Proofpoint also tied malware exclusively used by TA453 to target an unnamed “close affiliate” of former National Security Adviser John Bolton, who was the subject of an Islamic Revolutionary Guard Corps death plot beginning in October 2021, according to the U.S. Department of Justice.
The group is also focused on Iranian targets such as the country’s fledgling space program, travel agencies, as well as scholars studying women’s and gender studies in North American universities.
The techniques and tactics used in the outlier campaigns also caught the researchers’ eyes.

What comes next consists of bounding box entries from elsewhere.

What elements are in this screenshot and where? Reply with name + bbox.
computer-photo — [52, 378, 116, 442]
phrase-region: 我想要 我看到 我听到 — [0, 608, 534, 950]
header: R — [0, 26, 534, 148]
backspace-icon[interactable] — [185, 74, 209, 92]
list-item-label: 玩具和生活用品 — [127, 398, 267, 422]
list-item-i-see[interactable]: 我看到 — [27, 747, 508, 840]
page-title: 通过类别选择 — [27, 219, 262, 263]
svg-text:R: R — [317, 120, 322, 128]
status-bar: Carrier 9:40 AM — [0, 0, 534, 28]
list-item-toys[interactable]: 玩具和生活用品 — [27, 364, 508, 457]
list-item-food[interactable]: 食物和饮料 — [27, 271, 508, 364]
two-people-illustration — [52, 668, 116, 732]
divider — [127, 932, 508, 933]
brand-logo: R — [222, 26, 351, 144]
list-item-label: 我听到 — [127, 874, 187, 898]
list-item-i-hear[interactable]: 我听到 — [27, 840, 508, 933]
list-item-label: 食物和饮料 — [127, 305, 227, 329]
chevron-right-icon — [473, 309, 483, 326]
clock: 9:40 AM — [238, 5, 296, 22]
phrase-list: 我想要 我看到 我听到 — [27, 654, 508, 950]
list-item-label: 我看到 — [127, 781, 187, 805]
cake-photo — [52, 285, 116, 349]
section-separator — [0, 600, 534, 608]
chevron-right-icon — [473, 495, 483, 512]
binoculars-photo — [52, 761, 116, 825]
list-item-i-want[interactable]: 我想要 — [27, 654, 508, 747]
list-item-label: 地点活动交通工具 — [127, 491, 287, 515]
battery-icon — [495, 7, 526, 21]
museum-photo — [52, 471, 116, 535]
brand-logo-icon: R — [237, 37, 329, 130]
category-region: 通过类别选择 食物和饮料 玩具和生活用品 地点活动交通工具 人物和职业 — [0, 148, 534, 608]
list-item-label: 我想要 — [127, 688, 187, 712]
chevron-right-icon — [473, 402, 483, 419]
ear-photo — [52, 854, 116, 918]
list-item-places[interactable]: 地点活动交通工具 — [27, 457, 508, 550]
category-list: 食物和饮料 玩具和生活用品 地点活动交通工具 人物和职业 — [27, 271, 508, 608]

In one 2021 case, after a U.S. government official commented on the Joint Comprehensive Plan of Action nuclear negotiations, the group targeted the official’s press secretary using a compromised email account belonging to an unnamed local reporter.
Another noteworthy tactic involved the group using the name “Samantha Wolf,” a persona the group uses in social engineering campaigns. The Wolf persona has been used at least three times in 2022, the researchers said, starting in February or March with benign conversation emails sent to an unnamed Middle Eastern energy company.
In late April, “Samantha pivoted to target a US-based academic Proofpoint previously observed targeted by multiple Iranian intrusion sets, including traditional approaches by TA453,” the researchers said. “This lure broke the typical TA453 mold and used confrontational tactics to increase the urgency behind the lure.”
By late 2022, the researchers observed multiple other “complaint-themed benign conversation emails” sent to senior U.S. and European government officials. “Samantha’s confrontational lures demonstrate an interesting attempt to generate engagement with targets not seen from other TA453 accounts,” the researchers found.